In 1965 and 1968, during the administration of President
Lyndon Johnson, Congress voted in two stages to remove the reserve requirements
for Federal Reserve notes. These requirements were that for every note issued,
there had to be 25 percent of its value in gold held in reserve. At the same
time, the value of the dollar was maintained at a price of $35 an ounce. These restraints
put some definite limits on what the Federal Reserve was able to do. If it
wanted to issue more currency, it had to bolster the nation’s gold reserves.
After Congress removed gold reserve requirements, the
Fed had no limits on the amount of currency it could issue. This was truly the end of the dollar as a
stable monetary unit. Nixon's abandonment of a fixed parity between gold and
the dollar was a direct result of the lifting of reserve requirements, even
though he is often blamed for a situation not of his own making.
The removal of reserve requirements paved a very
bumpy road that has led to the present economic debacle. The solution is not a
bailout, however, but a return to the gold standard. It is not a matter of nostalgia
for the good old days. It is a call for a return to a stable and honest monetary
regime.
Fiat currency such as is issued by the Fed does not
behave well as money. It has liabilities that are not curable. We are reaping
the results of these liabilities. One of them is that it cannot supply enough money
to the economy, because the monetary base is continually revalued downward.
This is what we call inflation, or—what is merely the other side of the same
coin—monetary contraction.
Pundits have continually derided the gold standard
over the past 30 or 40 years. But a commodity standard such as the gold
standard is remarkable in that it allows the monetary base to expand while
keeping the purchasing power of the monetary unit stable. It is these two
characteristics that make a commodity standard such as the gold standard
attractive, and, in fact, indispensible to a well-functioning economy.

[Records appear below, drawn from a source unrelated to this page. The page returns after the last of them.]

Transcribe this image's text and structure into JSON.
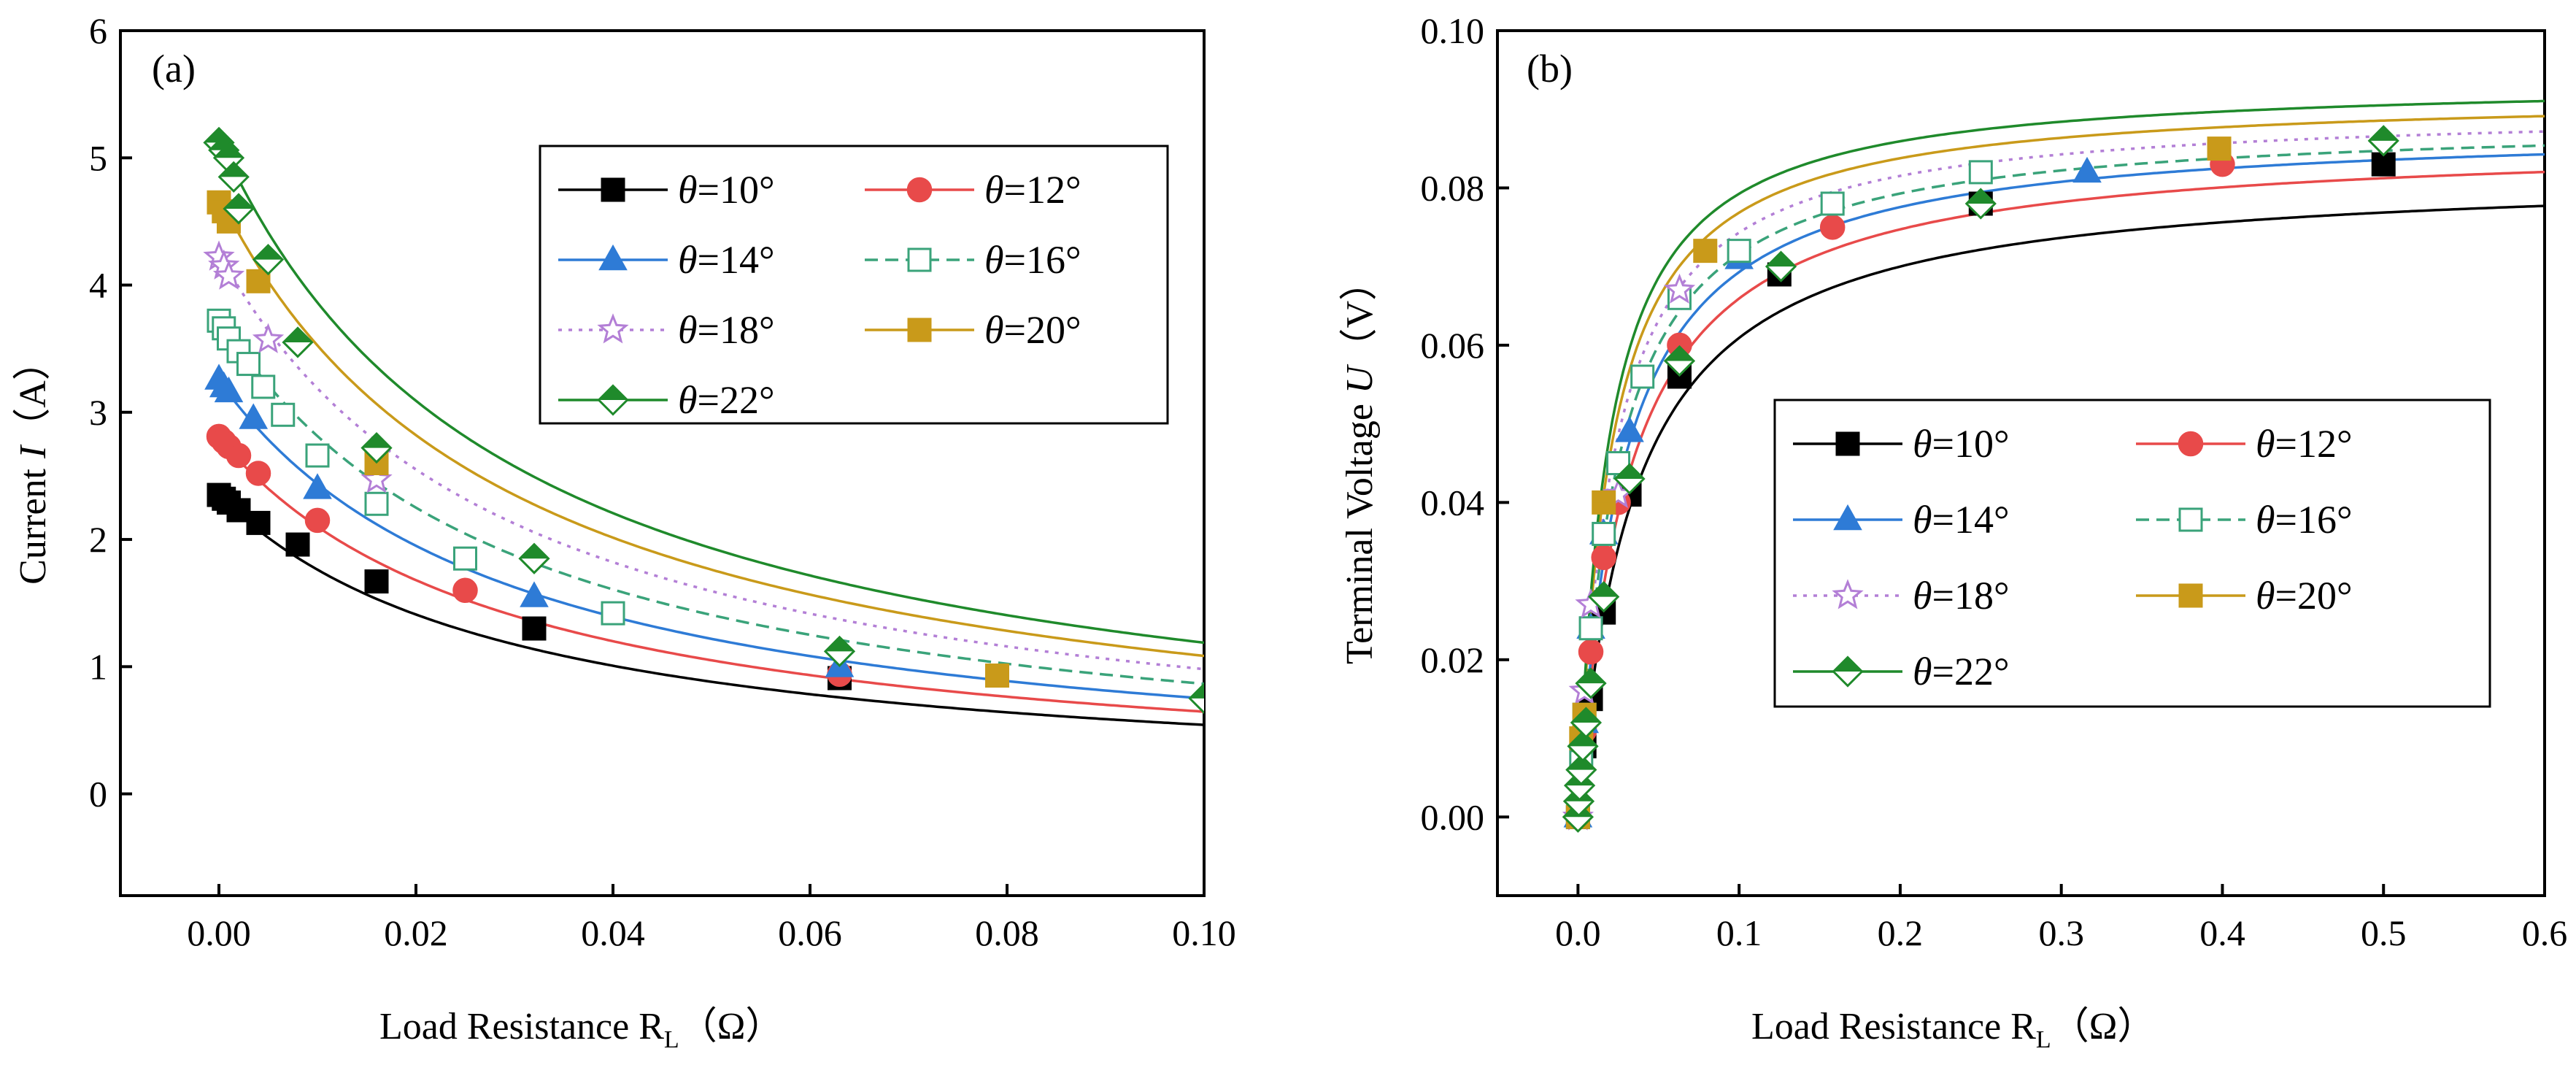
{
  "chart_data": [
    {
      "type": "line",
      "panel_label": "(a)",
      "xlabel": "Load Resistance R",
      "xlabel_sub": "L",
      "xlabel_unit": "（Ω）",
      "ylabel": "Current",
      "ylabel_var": "I",
      "ylabel_unit": "（A）",
      "xlim": [
        -0.01,
        0.1
      ],
      "ylim": [
        -0.8,
        6
      ],
      "xticks": [
        0.0,
        0.02,
        0.04,
        0.06,
        0.08,
        0.1
      ],
      "xtick_labels": [
        "0.00",
        "0.02",
        "0.04",
        "0.06",
        "0.08",
        "0.10"
      ],
      "yticks": [
        0,
        1,
        2,
        3,
        4,
        5,
        6
      ],
      "ytick_labels": [
        "0",
        "1",
        "2",
        "3",
        "4",
        "5",
        "6"
      ],
      "legend_position": "upper-right",
      "series": [
        {
          "name": "θ=10°",
          "sym": "θ",
          "eq": "=10°",
          "color": "#000000",
          "marker": "square",
          "fill": "solid",
          "dash": "solid",
          "ish": 2.35,
          "x": [
            0,
            0.0005,
            0.001,
            0.002,
            0.004,
            0.008,
            0.016,
            0.032,
            0.063
          ],
          "y": [
            2.35,
            2.32,
            2.29,
            2.23,
            2.13,
            1.96,
            1.67,
            1.3,
            0.91
          ]
        },
        {
          "name": "θ=12°",
          "sym": "θ",
          "eq": "=12°",
          "color": "#e84a4a",
          "marker": "circle",
          "fill": "solid",
          "dash": "solid",
          "ish": 2.8,
          "x": [
            0,
            0.0005,
            0.001,
            0.002,
            0.004,
            0.01,
            0.025,
            0.063
          ],
          "y": [
            2.81,
            2.77,
            2.73,
            2.66,
            2.52,
            2.15,
            1.6,
            0.94
          ]
        },
        {
          "name": "θ=14°",
          "sym": "θ",
          "eq": "=14°",
          "color": "#2e7bd6",
          "marker": "triangle",
          "fill": "solid",
          "dash": "solid",
          "ish": 3.25,
          "x": [
            0,
            0.0005,
            0.001,
            0.0035,
            0.01,
            0.032,
            0.063
          ],
          "y": [
            3.26,
            3.2,
            3.16,
            2.95,
            2.4,
            1.55,
            1.0
          ]
        },
        {
          "name": "θ=16°",
          "sym": "θ",
          "eq": "=16°",
          "color": "#3aa37a",
          "marker": "square",
          "fill": "open",
          "dash": "dash",
          "ish": 3.75,
          "x": [
            0,
            0.0005,
            0.001,
            0.002,
            0.003,
            0.0045,
            0.0065,
            0.01,
            0.016,
            0.025,
            0.04
          ],
          "y": [
            3.72,
            3.66,
            3.58,
            3.48,
            3.38,
            3.2,
            2.98,
            2.66,
            2.28,
            1.85,
            1.42
          ]
        },
        {
          "name": "θ=18°",
          "sym": "θ",
          "eq": "=18°",
          "color": "#b37fd6",
          "marker": "star",
          "fill": "open",
          "dash": "dot",
          "ish": 4.25,
          "x": [
            0,
            0.0005,
            0.001,
            0.005,
            0.016
          ],
          "y": [
            4.22,
            4.15,
            4.07,
            3.57,
            2.47
          ]
        },
        {
          "name": "θ=20°",
          "sym": "θ",
          "eq": "=20°",
          "color": "#c99a1a",
          "marker": "square",
          "fill": "half",
          "dash": "solid",
          "ish": 4.7,
          "x": [
            0,
            0.0005,
            0.001,
            0.004,
            0.016,
            0.079
          ],
          "y": [
            4.65,
            4.58,
            4.5,
            4.03,
            2.6,
            0.93
          ]
        },
        {
          "name": "θ=22°",
          "sym": "θ",
          "eq": "=22°",
          "color": "#1f8a2b",
          "marker": "diamond",
          "fill": "half",
          "dash": "solid",
          "ish": 5.15,
          "x": [
            0,
            0.0005,
            0.001,
            0.0015,
            0.002,
            0.005,
            0.008,
            0.016,
            0.032,
            0.063,
            0.1
          ],
          "y": [
            5.12,
            5.06,
            5.0,
            4.85,
            4.6,
            4.2,
            3.55,
            2.72,
            1.85,
            1.12,
            0.75
          ]
        }
      ]
    },
    {
      "type": "line",
      "panel_label": "(b)",
      "xlabel": "Load Resistance R",
      "xlabel_sub": "L",
      "xlabel_unit": "（Ω）",
      "ylabel": "Terminal Voltage",
      "ylabel_var": "U",
      "ylabel_unit": "（V）",
      "xlim": [
        -0.05,
        0.6
      ],
      "ylim": [
        -0.01,
        0.1
      ],
      "xticks": [
        0.0,
        0.1,
        0.2,
        0.3,
        0.4,
        0.5,
        0.6
      ],
      "xtick_labels": [
        "0.0",
        "0.1",
        "0.2",
        "0.3",
        "0.4",
        "0.5",
        "0.6"
      ],
      "yticks": [
        0.0,
        0.02,
        0.04,
        0.06,
        0.08,
        0.1
      ],
      "ytick_labels": [
        "0.00",
        "0.02",
        "0.04",
        "0.06",
        "0.08",
        "0.10"
      ],
      "legend_position": "center-right",
      "series": [
        {
          "name": "θ=10°",
          "sym": "θ",
          "eq": "=10°",
          "color": "#000000",
          "marker": "square",
          "fill": "solid",
          "dash": "solid",
          "i0": 2.35,
          "r": 0.035,
          "x": [
            0,
            0.004,
            0.008,
            0.016,
            0.032,
            0.063,
            0.125,
            0.25,
            0.5
          ],
          "y": [
            0.0,
            0.009,
            0.015,
            0.026,
            0.041,
            0.056,
            0.069,
            0.078,
            0.083
          ]
        },
        {
          "name": "θ=12°",
          "sym": "θ",
          "eq": "=12°",
          "color": "#e84a4a",
          "marker": "circle",
          "fill": "solid",
          "dash": "solid",
          "i0": 2.8,
          "r": 0.0308,
          "x": [
            0,
            0.004,
            0.008,
            0.016,
            0.025,
            0.063,
            0.158,
            0.4
          ],
          "y": [
            0.0,
            0.011,
            0.021,
            0.033,
            0.04,
            0.06,
            0.075,
            0.083
          ]
        },
        {
          "name": "θ=14°",
          "sym": "θ",
          "eq": "=14°",
          "color": "#2e7bd6",
          "marker": "triangle",
          "fill": "solid",
          "dash": "solid",
          "i0": 3.25,
          "r": 0.0271,
          "x": [
            0,
            0.004,
            0.008,
            0.016,
            0.032,
            0.1,
            0.316
          ],
          "y": [
            0.0,
            0.012,
            0.024,
            0.036,
            0.049,
            0.071,
            0.082
          ]
        },
        {
          "name": "θ=16°",
          "sym": "θ",
          "eq": "=16°",
          "color": "#3aa37a",
          "marker": "square",
          "fill": "open",
          "dash": "dash",
          "i0": 3.7,
          "r": 0.024,
          "x": [
            0,
            0.002,
            0.004,
            0.008,
            0.016,
            0.025,
            0.04,
            0.063,
            0.1,
            0.158,
            0.25
          ],
          "y": [
            0.0,
            0.007,
            0.013,
            0.024,
            0.036,
            0.045,
            0.056,
            0.066,
            0.072,
            0.078,
            0.082
          ]
        },
        {
          "name": "θ=18°",
          "sym": "θ",
          "eq": "=18°",
          "color": "#b37fd6",
          "marker": "star",
          "fill": "open",
          "dash": "dot",
          "i0": 4.2,
          "r": 0.0215,
          "x": [
            0,
            0.004,
            0.008,
            0.025,
            0.063
          ],
          "y": [
            0.0,
            0.016,
            0.027,
            0.041,
            0.067
          ]
        },
        {
          "name": "θ=20°",
          "sym": "θ",
          "eq": "=20°",
          "color": "#c99a1a",
          "marker": "square",
          "fill": "half",
          "dash": "solid",
          "i0": 4.65,
          "r": 0.0198,
          "x": [
            0,
            0.002,
            0.004,
            0.016,
            0.079,
            0.398
          ],
          "y": [
            0.0,
            0.01,
            0.013,
            0.04,
            0.072,
            0.085
          ]
        },
        {
          "name": "θ=22°",
          "sym": "θ",
          "eq": "=22°",
          "color": "#1f8a2b",
          "marker": "diamond",
          "fill": "half",
          "dash": "solid",
          "i0": 5.1,
          "r": 0.0184,
          "x": [
            0,
            0.0005,
            0.001,
            0.002,
            0.003,
            0.005,
            0.008,
            0.016,
            0.032,
            0.063,
            0.126,
            0.25,
            0.5
          ],
          "y": [
            0.0,
            0.002,
            0.004,
            0.006,
            0.009,
            0.012,
            0.017,
            0.028,
            0.043,
            0.058,
            0.07,
            0.078,
            0.086
          ]
        }
      ]
    }
  ]
}
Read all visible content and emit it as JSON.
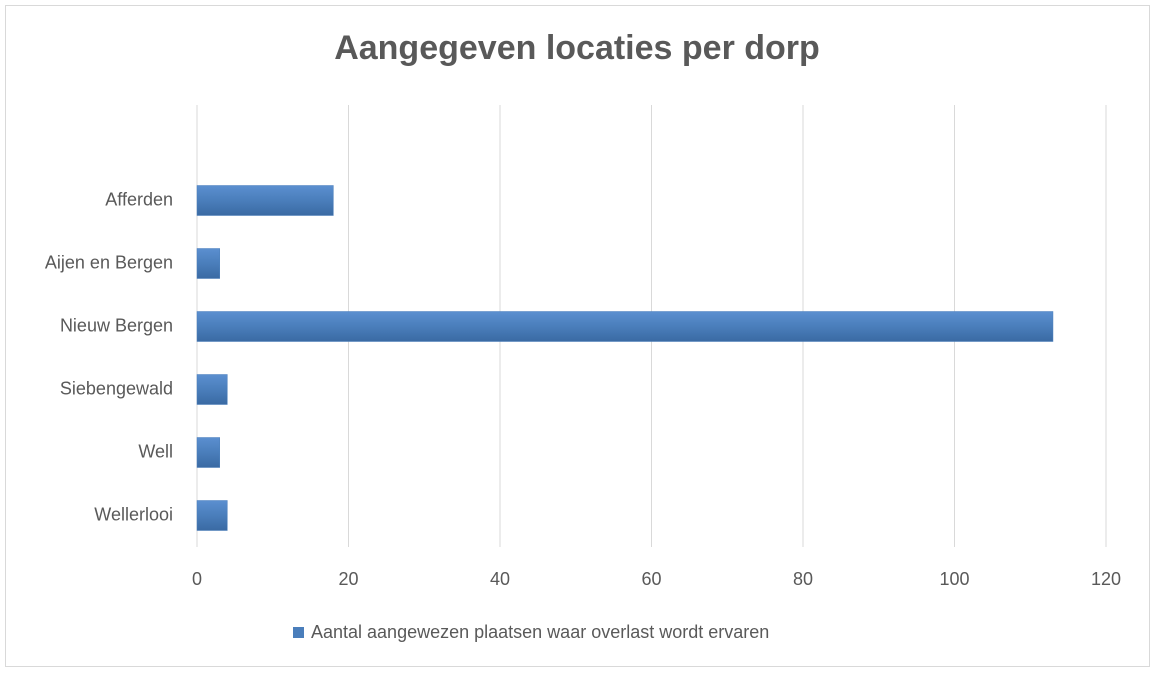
{
  "chart_data": {
    "type": "bar",
    "orientation": "horizontal",
    "title": "Aangegeven locaties per dorp",
    "categories": [
      "Afferden",
      "Aijen en Bergen",
      "Nieuw Bergen",
      "Siebengewald",
      "Well",
      "Wellerlooi"
    ],
    "series": [
      {
        "name": "Aantal aangewezen plaatsen waar overlast wordt ervaren",
        "color": "#4a7ebb",
        "values": [
          18,
          3,
          113,
          4,
          3,
          4
        ]
      }
    ],
    "xlim": [
      0,
      120
    ],
    "xticks": [
      0,
      20,
      40,
      60,
      80,
      100,
      120
    ],
    "grid": true,
    "legend": "bottom"
  }
}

How do we get back to a gold standard? It's easy. Go
to the corner store, offer the proprietor to buy something with gold, and see
what he charges you. When you have completed the transaction, you and the
proprietor are on the gold standard. When this practice expands, a more
universal gold standard comes into being.
Money is really only a convenient form of barter, and
can never be more or less than that. The use of gold for this streamlined
barter system is a natural choice because of its various properties. Bank
notes, on the other hand, carry with them an additional element of risk that is
often unstated, but very real. They are mere promises to pay, and the promise
is often not kept. The difference between gold and a bank note is the
difference between a well-functioning monetary system and a scam, and a scam is
what our country has labored under since the removal of gold reserve
requirements in the 1960s.
Don't worry about the bailout. The only cure for our
ailing economy is a return to the gold standard. It could happen today.